Les négociations à Genève avec l'Iran sur son programme nucléaire ont fait de "très grands progrès" et les grandes puissances doivent "profiter de l'opportunité" offerte, a estimé samedi le secrétaire britannique au Foreign Office William Hague.

"Les négociations ont fait de très grands progrès et continuent à faire de grands progrès. Il est important de dire que nous avons encore à résoudre des questions importantes et clairement nous n'avons pas encore fini.
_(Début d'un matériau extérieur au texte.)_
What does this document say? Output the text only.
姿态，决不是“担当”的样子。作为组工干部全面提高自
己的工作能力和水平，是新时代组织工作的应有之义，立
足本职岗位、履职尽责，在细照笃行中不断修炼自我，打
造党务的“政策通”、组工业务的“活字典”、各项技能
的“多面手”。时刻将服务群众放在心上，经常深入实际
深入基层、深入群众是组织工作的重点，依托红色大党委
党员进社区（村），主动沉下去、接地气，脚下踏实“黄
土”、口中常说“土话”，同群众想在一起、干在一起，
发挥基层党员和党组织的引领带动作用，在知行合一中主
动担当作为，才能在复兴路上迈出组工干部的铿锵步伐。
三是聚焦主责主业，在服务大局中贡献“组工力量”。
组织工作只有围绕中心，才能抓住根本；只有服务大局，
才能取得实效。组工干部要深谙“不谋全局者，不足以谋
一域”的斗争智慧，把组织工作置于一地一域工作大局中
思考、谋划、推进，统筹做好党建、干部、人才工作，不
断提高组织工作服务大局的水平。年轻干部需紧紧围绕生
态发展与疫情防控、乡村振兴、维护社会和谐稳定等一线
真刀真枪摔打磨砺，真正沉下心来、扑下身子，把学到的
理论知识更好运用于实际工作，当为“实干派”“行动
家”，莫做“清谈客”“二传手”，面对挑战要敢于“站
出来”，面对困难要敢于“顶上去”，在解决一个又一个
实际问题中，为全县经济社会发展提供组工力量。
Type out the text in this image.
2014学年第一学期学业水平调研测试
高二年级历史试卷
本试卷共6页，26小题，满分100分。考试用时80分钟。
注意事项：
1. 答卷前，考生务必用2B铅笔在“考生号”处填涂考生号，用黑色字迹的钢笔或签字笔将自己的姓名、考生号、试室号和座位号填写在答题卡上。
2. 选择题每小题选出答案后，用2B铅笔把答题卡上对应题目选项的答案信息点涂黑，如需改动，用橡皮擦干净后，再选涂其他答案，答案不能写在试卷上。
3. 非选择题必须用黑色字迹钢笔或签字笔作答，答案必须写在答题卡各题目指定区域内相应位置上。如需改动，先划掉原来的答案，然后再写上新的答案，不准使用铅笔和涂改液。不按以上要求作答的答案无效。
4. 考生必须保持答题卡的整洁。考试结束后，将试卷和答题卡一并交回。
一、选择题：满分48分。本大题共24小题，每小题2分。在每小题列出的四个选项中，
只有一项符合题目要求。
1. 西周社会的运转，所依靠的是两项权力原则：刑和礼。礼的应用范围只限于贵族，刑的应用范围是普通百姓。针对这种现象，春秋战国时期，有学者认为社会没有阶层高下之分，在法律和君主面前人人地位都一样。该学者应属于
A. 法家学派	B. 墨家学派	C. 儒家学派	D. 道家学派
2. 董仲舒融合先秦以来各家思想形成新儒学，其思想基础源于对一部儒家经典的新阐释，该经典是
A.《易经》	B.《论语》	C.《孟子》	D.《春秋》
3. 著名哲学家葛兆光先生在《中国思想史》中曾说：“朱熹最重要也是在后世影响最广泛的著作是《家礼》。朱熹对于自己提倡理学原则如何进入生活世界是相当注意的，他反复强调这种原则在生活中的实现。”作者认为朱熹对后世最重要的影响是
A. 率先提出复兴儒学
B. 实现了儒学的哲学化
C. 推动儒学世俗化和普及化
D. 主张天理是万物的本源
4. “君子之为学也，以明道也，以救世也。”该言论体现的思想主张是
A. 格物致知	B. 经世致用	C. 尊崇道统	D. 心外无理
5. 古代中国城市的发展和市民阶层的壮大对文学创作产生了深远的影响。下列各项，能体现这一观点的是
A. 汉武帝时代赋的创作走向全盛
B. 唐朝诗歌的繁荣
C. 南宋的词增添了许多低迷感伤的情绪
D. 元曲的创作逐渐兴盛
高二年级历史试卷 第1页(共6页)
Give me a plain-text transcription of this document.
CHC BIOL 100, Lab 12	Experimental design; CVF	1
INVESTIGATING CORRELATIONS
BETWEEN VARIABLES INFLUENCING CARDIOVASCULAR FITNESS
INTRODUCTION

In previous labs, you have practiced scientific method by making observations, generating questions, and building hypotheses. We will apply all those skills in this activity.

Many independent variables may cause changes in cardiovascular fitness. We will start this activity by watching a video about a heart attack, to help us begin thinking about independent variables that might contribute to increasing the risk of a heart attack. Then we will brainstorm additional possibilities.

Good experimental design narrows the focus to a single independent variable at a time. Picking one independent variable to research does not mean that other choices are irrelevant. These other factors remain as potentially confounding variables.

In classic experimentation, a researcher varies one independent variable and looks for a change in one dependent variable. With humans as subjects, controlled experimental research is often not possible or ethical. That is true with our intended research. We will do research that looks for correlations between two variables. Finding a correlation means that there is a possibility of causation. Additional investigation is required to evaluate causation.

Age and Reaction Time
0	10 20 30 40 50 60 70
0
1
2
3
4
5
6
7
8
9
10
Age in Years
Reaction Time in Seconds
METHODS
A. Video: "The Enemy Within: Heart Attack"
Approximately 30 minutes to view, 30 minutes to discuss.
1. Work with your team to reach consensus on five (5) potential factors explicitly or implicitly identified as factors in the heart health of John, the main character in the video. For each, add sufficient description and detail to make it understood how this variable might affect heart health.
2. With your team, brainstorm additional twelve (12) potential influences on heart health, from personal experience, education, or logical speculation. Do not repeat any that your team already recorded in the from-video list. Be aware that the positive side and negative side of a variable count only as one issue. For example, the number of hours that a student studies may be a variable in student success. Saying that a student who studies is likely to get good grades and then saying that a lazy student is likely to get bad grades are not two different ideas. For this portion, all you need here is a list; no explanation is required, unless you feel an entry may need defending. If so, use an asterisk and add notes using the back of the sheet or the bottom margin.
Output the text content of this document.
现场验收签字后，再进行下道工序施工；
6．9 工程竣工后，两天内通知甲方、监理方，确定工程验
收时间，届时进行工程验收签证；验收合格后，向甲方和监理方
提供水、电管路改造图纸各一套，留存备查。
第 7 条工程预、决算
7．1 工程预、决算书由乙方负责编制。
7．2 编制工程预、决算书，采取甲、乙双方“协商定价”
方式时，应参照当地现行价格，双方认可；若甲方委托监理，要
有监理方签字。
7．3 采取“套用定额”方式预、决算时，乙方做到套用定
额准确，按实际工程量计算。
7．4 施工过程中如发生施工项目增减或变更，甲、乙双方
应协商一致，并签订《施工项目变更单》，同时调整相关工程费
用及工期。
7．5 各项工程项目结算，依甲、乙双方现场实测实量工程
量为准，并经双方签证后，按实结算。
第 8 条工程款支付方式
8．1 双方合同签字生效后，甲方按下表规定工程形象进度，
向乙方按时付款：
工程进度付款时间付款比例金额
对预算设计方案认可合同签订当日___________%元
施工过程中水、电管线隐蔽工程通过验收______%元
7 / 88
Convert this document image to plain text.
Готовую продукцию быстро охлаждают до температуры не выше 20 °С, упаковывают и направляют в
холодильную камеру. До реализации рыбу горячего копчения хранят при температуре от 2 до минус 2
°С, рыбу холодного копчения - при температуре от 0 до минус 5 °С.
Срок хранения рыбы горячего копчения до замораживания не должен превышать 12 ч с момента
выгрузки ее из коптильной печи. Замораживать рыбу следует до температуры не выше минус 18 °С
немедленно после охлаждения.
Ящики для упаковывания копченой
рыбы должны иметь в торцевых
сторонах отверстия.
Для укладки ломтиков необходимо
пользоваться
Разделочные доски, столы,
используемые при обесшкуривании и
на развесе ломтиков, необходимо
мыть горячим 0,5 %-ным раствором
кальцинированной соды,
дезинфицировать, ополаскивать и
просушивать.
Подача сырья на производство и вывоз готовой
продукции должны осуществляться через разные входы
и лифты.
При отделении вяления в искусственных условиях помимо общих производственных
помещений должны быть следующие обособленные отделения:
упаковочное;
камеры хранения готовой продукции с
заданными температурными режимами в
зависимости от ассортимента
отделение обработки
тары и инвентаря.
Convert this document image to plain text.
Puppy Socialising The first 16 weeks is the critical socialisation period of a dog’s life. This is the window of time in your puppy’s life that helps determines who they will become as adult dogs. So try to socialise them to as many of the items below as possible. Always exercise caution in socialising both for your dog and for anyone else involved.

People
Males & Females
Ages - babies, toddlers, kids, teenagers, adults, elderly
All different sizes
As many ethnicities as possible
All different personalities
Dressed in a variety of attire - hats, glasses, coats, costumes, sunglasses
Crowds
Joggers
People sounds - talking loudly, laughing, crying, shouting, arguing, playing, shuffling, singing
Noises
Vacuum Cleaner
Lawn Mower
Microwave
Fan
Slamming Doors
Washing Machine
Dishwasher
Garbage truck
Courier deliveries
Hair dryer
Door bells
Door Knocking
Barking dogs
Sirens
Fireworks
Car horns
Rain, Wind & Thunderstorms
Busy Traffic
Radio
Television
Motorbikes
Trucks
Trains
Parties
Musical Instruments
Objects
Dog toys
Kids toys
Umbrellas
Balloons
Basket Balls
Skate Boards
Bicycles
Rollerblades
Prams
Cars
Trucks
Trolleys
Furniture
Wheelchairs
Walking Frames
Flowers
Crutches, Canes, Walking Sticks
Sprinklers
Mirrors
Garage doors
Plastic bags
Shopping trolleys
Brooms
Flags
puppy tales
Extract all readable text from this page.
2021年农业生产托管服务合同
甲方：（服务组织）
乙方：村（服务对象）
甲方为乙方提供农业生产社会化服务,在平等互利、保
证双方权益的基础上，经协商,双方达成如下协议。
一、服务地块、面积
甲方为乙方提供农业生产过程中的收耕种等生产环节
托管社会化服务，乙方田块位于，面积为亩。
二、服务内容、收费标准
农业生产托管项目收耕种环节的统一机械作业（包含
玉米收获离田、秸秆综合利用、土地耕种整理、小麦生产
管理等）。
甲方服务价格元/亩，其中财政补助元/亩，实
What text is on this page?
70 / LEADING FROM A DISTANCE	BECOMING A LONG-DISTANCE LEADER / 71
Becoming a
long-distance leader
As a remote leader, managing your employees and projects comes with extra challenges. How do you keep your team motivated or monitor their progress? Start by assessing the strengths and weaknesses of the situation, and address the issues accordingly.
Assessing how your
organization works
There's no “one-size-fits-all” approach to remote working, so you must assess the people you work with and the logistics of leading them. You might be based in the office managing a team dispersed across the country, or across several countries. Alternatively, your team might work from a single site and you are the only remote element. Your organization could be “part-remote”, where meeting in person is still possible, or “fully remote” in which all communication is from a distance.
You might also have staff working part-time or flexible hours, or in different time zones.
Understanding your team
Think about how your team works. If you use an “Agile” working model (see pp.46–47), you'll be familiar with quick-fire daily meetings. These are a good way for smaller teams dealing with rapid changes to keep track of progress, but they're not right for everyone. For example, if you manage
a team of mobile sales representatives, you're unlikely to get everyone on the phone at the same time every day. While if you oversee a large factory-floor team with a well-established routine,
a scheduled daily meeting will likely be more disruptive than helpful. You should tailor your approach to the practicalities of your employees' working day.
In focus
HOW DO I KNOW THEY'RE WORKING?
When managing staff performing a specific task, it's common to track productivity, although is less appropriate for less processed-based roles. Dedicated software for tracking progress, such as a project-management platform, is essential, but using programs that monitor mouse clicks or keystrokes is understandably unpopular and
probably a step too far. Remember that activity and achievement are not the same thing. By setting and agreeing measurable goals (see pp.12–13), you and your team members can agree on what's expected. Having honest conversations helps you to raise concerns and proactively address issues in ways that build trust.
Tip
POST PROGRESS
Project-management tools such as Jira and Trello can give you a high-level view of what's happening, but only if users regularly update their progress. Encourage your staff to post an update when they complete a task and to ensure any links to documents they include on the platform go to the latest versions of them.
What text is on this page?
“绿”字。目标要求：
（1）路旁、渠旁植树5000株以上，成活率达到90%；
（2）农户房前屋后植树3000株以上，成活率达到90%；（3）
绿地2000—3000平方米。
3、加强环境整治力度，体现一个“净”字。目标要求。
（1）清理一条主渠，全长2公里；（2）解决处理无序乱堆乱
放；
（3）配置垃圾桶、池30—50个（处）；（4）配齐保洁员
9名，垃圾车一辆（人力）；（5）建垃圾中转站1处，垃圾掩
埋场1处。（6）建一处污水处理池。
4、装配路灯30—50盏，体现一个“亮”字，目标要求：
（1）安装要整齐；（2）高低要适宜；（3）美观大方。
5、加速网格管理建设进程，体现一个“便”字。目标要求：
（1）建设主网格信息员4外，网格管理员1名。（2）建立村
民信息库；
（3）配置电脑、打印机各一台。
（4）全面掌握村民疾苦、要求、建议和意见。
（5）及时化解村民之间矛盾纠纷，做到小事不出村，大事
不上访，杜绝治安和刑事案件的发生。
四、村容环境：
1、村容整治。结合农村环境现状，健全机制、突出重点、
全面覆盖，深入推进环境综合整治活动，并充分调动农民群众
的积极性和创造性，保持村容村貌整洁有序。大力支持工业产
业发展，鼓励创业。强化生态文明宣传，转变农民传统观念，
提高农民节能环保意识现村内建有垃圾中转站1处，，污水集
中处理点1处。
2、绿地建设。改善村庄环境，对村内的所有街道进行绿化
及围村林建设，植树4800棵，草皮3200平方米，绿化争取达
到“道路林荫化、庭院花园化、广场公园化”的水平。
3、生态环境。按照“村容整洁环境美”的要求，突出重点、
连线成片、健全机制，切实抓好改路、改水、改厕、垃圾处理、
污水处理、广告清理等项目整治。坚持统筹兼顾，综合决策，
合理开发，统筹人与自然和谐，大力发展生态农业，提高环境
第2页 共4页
Nous allons devoir y consacrer beaucoup de temps et d'attention pendant la journée", a affirmé M. Hague.

"Tous les ministres présents ici sont conscients du fait qu'une occasion est en train de se présenter dans ces négociations (...) nous devons faire tout ce que nous pouvons pour saisir le moment et l'opportunité pour parvenir à un accord que le monde n'a pas réussi à obtenir pendant longtemps", a déclaré aux journalistes le chef de la diplomatie britannique.

Il a expliqué qu'il est impossible pour le moment de dire qu'il "y aura un accord ce soir". "Mais s'il n'y en a pas, nous devrons continuer dans les prochaines semaines, construisant sur les progrès déjà accomplis, mais nous faisons tout notre possible, un grand nombre de questions ont été réglées de façon satisfaisante ", a affirmé le ministre, soulignant le ton nouveau des représentants iraniens.

Il a estimé que toutes les parties devraient se montrer "flexibles" et qu'il fallait que l'accord soit tel que "le monde puisse avoir confiance".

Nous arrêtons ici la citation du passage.